Cresce del 2% la produzione, nonostante anche il fisiologico calo delle richieste da parte del settore Ho.Re.Ca., che sono però state compensate da un aumento dei consumi retail, che in Italia sono aumentati del 7,1%.

Per quanto riguarda le vendite all’estero, il primo mercato è quello della Germania, con il 27% della quota export e con un incremento del 7% dei consumi retail rispetto allo scorso anno. Seguono la Svizzera (+8%), il Belgio (+6%) e la Francia (+5%).
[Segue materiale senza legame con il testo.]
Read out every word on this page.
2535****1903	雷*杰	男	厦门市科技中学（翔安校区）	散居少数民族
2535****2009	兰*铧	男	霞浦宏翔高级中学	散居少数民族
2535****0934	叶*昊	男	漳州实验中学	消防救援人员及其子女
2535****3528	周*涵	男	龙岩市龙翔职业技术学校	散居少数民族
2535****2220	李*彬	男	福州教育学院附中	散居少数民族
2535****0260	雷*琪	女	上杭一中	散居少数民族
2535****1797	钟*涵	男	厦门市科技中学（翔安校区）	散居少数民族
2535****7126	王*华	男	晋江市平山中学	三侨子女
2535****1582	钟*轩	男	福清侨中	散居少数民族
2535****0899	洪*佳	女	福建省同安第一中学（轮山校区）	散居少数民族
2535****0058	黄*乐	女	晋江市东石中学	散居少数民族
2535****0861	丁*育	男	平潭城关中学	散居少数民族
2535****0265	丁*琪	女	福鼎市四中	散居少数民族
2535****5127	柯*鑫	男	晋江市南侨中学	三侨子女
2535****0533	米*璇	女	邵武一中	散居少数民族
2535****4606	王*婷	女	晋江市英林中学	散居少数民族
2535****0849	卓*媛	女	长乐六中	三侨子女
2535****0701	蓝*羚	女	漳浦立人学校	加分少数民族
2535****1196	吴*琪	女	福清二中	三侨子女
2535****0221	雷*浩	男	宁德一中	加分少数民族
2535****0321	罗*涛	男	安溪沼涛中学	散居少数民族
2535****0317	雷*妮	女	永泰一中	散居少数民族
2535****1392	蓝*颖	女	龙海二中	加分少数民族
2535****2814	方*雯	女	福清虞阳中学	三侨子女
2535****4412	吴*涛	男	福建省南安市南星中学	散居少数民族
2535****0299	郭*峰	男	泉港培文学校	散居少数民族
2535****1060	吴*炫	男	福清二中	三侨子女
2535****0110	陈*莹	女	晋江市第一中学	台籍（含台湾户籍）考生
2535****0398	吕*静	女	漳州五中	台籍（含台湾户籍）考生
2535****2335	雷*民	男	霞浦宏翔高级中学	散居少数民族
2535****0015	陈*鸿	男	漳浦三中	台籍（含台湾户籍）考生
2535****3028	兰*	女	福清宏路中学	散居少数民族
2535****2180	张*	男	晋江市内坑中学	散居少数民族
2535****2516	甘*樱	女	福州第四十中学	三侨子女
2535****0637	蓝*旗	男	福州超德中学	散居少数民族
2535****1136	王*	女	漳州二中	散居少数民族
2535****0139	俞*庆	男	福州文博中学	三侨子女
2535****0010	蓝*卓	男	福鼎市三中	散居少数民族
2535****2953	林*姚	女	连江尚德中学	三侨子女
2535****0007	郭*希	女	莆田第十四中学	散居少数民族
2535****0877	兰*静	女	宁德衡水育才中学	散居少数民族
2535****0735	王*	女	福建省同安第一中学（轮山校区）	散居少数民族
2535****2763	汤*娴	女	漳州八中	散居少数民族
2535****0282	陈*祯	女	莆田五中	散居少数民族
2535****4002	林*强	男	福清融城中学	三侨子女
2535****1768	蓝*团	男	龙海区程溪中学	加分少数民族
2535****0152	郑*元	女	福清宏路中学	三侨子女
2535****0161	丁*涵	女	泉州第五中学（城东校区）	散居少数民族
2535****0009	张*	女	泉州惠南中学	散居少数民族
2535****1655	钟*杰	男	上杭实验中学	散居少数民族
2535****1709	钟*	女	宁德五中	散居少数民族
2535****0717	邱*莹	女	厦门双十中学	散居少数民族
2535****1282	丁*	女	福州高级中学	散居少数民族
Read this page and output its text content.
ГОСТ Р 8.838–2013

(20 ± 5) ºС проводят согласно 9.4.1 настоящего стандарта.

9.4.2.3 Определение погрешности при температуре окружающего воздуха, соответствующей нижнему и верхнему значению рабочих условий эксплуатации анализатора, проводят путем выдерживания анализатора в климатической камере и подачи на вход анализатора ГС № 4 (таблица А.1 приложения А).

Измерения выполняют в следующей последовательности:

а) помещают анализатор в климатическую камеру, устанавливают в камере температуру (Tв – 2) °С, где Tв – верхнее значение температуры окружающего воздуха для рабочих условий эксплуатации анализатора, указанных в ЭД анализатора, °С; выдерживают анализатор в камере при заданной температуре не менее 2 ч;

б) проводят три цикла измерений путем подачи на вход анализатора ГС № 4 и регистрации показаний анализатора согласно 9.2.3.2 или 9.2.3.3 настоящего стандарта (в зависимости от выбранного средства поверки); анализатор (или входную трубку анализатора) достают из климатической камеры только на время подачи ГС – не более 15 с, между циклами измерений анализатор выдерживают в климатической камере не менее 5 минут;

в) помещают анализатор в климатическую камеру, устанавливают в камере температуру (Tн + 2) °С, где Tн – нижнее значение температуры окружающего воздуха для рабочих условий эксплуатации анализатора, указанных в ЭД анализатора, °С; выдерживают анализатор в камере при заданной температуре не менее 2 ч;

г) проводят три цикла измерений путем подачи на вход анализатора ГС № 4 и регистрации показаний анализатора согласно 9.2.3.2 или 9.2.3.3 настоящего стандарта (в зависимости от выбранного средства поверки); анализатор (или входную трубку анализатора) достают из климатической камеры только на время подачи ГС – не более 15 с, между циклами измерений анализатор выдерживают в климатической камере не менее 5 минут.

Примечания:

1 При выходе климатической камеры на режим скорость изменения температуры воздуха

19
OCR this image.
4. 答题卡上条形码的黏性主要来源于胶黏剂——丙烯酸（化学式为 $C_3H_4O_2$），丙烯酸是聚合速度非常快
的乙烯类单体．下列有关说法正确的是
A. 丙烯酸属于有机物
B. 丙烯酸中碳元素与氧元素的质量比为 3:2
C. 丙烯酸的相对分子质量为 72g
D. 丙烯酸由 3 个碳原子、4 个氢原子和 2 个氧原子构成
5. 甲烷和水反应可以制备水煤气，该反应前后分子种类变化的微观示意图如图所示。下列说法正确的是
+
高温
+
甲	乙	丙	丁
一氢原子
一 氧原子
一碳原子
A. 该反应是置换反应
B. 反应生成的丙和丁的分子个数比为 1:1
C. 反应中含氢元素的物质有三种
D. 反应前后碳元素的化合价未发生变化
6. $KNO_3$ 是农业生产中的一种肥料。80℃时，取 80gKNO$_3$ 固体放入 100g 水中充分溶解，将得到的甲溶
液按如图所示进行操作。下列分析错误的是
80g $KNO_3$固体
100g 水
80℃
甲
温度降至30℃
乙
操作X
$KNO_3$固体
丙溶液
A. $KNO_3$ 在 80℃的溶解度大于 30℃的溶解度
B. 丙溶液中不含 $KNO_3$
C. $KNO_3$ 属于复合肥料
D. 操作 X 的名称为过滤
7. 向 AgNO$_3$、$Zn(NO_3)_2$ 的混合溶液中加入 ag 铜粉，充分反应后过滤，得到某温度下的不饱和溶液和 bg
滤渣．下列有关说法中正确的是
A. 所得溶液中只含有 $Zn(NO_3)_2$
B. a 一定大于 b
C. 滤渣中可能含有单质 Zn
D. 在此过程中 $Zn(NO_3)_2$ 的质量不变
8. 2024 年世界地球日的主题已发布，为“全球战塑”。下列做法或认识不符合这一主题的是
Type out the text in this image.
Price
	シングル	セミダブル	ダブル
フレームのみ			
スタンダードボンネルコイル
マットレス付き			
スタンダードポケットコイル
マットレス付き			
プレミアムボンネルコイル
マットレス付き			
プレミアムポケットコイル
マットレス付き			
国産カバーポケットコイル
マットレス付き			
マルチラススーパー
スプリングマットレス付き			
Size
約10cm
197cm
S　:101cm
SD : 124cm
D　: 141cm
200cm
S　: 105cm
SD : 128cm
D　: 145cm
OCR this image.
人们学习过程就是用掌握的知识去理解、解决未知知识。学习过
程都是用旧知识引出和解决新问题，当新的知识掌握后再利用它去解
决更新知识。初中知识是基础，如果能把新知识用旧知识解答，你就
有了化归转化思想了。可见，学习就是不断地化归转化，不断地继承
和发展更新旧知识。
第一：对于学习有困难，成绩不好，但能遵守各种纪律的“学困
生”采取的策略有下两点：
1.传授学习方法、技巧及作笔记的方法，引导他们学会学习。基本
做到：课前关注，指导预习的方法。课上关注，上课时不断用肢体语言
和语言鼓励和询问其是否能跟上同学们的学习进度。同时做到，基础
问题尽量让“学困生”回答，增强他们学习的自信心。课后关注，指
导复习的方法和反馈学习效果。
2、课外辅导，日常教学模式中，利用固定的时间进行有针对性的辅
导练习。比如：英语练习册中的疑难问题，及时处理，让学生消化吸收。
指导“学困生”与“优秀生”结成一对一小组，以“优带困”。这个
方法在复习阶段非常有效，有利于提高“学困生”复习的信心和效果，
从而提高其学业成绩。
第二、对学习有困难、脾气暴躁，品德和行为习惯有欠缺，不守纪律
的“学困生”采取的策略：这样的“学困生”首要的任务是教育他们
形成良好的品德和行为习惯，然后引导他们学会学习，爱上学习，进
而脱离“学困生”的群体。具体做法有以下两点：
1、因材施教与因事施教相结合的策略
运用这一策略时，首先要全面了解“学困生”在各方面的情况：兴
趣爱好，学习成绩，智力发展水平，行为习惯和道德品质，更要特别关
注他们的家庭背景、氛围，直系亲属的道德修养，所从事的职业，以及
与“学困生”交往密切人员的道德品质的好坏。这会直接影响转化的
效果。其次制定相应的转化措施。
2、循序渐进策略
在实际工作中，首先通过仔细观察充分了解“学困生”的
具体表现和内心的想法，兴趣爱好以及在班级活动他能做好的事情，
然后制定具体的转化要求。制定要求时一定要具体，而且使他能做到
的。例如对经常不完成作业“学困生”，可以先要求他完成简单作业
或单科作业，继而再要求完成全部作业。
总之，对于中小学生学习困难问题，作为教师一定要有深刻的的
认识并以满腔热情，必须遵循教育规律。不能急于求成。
Diero ai numeri di questo successo, perfino nell’anno del Covid, c’è anche una questione psicologica, come sembra suggerire  Renato Zaghini,presidente del Consorzio Tutela Grana Padano:“Il nostro prodotto al momento non è stato danneggiato dalla crisi perché, come riportano alcune recenti ricerche, è percepito dal consumatore come uno dei prodotti più rassicurante”.

Adesso, per il mercato del Grana Padano, è il momento di pensare al 2021, sperando che i trend positivi continuino. “Stiamo già impostando le strategie per il futuro del Consorzio post Covid-19, così da arrivare preparati alla riapertura dei canali Ho.Re.Ca.”, dice Renato Zaghini.